Thursday, October 28, 2010

John B. Judis:

The Tea Party is an accretion of various movements of the past decades, including the Christian right and, as Wilentz shows, the older anti-Communist Right. But it fits above all into the framework of American populism, which has always had right-wing and left-wing variants, and which is rooted in a middle class cri de coeur—that we who do the work and play by the rules are being exploited by parasitic bankers and speculators and/or by shiftless, idle white trash, negroes, illegal immigrants, fill in the blank here.
There's an ugly mood in the political air these days. Times are hard and the public is looking for someone to blame. The tea partiers are blaming -- who? Mostly, they blame Democratic politicians, despite most of the perceived problems occurring on a Republican watch. Regardless, my sense is that the "tea party movement" is more about scapegoating than anything else.

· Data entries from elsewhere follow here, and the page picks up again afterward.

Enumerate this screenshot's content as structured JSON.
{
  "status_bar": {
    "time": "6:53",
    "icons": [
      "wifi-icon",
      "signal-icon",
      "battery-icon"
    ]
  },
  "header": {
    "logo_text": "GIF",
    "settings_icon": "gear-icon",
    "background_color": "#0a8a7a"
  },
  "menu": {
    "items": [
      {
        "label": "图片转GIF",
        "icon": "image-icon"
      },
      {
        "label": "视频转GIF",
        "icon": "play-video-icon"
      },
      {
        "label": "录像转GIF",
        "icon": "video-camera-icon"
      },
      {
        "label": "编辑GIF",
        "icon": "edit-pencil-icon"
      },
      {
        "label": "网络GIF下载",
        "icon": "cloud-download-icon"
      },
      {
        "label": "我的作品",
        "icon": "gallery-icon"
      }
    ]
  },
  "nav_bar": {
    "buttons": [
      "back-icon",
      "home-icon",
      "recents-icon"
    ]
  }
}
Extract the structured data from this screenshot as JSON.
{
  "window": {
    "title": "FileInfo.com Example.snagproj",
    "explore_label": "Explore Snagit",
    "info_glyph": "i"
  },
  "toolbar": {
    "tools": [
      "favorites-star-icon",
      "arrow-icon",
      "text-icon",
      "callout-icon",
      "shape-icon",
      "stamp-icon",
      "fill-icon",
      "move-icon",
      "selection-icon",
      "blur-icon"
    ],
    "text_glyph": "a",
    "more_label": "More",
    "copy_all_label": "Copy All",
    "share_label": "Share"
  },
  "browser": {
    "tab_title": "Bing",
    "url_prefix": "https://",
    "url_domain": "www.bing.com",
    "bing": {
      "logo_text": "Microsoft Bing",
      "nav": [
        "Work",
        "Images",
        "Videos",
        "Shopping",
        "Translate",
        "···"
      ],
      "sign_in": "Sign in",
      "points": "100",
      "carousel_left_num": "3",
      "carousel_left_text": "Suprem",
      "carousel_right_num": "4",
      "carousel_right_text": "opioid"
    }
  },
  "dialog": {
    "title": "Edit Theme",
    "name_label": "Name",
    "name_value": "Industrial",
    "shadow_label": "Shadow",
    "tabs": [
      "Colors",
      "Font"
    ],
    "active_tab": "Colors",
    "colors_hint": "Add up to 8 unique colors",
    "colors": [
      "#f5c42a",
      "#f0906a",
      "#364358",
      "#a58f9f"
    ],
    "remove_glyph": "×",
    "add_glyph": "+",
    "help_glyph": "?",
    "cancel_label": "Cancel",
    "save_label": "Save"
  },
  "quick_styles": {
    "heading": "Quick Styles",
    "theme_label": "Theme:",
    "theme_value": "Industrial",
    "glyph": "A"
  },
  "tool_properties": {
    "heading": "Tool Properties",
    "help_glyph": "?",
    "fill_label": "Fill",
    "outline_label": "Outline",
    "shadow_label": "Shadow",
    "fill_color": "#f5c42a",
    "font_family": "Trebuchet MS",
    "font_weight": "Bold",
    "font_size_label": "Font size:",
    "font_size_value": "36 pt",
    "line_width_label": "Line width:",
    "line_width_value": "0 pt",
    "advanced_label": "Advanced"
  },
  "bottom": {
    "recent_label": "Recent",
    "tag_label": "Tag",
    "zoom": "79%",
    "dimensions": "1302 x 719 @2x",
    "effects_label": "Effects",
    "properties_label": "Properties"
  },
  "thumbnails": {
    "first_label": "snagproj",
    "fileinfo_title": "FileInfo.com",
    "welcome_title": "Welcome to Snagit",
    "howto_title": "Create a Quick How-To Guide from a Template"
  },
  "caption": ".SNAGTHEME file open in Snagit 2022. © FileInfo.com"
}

And whether it is scapegoating to further Republican or Libertarian aims, this movement is certainly taking advantage of a weak economy to further such right wing partisan goals.

What worries me is that, the last time a national public was looking for someone to blame for bad economic times, we ended up with the Germans electing Hitler as Chancellor of Germany. And the internal group that got blamed for the disastrous German economy was, well, you know. While it hasn't happened yet, the ever-cyclical nature of anti-semitism suggests that, sooner or later, someone's going to try to lay it all on the Jews. Or the Muslims, or the Catholics, or the Blacks. And so forth.

The irony is that, despite the apparent middle class domination of the "tea party movement," that same middle class is unlikely to be the beneficiary of the the "movement's" success: "What’s undeniable, though, is that those most likely to benefit from right-wing middle class insurgencies are not the embattled middle classes, but the business interests and the wealthy associated with the Republican Party. That was certainly true of the 'Reagan Revolution,' which put an end to the movement toward income equality that had begun in the 1930s. So who benefits from these movements is not the same as who controls them on a day-to-day basis."

There's an ugly mood in the air.

1 comment:

d said...

The problems with your caparisons to pre-war Germany are these; There was no massive welfare state in prewar Germany where only 50% of the population paid taxes. That is not the same as unemployment.
and the Jews were citizens.
I would like the Mexicans(90% of illegals) to go home, not in any painful way, just on an air-conditioned Greyhound or something.
When any other country enforces their border security is it some sort of fascist or Nazi action? If we enforce our laws, are we sliding into the abyss?
We don't have the money to support Mexico in this way anymore.
Do you by any chance have real contact with the welfare underclass? I do. It breaks my heart that our largess is spread so thin that we cant properly take care of the people who really do need to be supported.